McGraw-Hill Education does things slightly differently. It too counts bundles, but it only reports the portion of the sales value that can be attributed to the digital component, said Daniel Sieger, vice president of corporate communications. Digital products generated more revenue than print in 2014 as well, he said, but 2015 marked the first year the unit sales numbers flipped. Sieger declined to go into further detail as the company is in its legally required “quiet period” before going public.

Pearson does not distinguish between digital and print sales, but a spokesperson noted that digital and services revenues rose to 65 percent across its global business in 2015, up from 47 percent in 2010. John Wiley Sons did not immediately respond to a request for comment.

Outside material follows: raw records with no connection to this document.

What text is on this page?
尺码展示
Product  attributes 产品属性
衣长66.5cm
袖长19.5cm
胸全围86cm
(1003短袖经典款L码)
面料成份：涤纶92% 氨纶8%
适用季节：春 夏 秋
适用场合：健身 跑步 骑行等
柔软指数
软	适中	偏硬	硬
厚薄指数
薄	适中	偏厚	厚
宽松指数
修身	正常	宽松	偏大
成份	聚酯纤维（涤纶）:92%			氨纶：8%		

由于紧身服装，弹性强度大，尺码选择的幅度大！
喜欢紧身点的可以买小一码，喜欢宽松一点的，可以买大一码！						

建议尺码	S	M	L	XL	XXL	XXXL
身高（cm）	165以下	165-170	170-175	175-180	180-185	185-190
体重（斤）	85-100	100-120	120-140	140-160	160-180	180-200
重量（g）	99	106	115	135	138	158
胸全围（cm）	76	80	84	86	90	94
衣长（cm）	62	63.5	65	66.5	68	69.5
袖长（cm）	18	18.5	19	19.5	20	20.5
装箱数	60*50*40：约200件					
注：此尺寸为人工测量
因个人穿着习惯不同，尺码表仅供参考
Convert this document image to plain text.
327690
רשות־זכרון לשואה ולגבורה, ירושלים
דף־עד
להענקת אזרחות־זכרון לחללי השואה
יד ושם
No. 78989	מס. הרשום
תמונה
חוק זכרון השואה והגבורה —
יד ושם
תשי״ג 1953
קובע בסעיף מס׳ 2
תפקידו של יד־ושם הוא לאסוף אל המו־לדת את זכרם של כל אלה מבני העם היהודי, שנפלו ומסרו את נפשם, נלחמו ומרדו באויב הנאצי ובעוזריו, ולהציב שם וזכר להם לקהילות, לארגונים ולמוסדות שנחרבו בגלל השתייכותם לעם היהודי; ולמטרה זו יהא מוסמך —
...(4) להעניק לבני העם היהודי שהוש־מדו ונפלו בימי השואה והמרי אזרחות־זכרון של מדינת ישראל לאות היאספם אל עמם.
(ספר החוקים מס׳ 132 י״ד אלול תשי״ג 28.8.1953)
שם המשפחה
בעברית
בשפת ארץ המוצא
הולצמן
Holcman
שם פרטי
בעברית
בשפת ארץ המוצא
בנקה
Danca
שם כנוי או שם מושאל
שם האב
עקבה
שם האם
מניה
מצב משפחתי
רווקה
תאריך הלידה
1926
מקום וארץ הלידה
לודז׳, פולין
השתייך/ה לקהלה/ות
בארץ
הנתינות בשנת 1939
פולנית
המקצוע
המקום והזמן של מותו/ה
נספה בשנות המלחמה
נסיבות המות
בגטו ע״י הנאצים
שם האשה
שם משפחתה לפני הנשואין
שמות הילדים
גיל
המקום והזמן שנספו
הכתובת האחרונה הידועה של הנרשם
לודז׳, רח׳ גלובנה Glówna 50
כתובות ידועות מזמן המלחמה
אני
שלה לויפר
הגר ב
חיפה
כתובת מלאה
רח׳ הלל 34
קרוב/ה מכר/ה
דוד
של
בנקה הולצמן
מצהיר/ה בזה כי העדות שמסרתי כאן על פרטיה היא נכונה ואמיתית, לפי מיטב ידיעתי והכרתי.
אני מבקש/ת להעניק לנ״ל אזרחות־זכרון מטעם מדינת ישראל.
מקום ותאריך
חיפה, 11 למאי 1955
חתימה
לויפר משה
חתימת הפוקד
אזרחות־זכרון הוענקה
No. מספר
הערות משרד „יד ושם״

Not everyone agrees that bundles should count toward digital sales, however. Joseph J. Esposito, a management consultant, said in an email that it is “sexier to say that the business is digital” instead of acknowledging that it is still “driven by print.”

“Let's say that [a publisher] sells a package for $150, which includes print and online access,” Esposito wrote. “The print is the core textbook, the online material is supplemental questions. I would call that a print sale because the central unit is print. … Another scenario: a kid buys a used print textbook. A publisher sells online access to the supplemental material for $40. There was literally no textbook unit sale for the publisher. Is that $40 print or digital?”

Publishers have shown an eagerness to promote digital course materials, describing themselves as software (in the case of Cengage) and “learning science” companies (McGraw-Hill Education). More importantly, Esposito said, digital course materials would allow publishers to sell directly to students , which could lower both their own costs and textbook prices for students.

“No college publisher likes to talk about this because they don't want to alienate the retail channel, which they need right now,” Esposito wrote.

Other publishers questioned whether or not the transition from print to digital is still a worthwhile narrative for the industry to track. Executives at Macmillan Learning declined to share if the company’s digital or print products generate more unit sales and revenue, saying it’s the result, not the format, that matters.

“I am not sure that perpetuating a metric like digital vs. print adds value,” CEO Ken Michaels said in a statement. “Most teaching delivery today and student engagement involves a combination of reading, thinking, research, formative studying and analytical feedback that involves both print and digital tools/services. Learning is hybrid and it demands agility depending on how instructors teach. It is not like the trade world where you read digitally or read print. Education demands multiple forms of engagement in order to optimize learning.”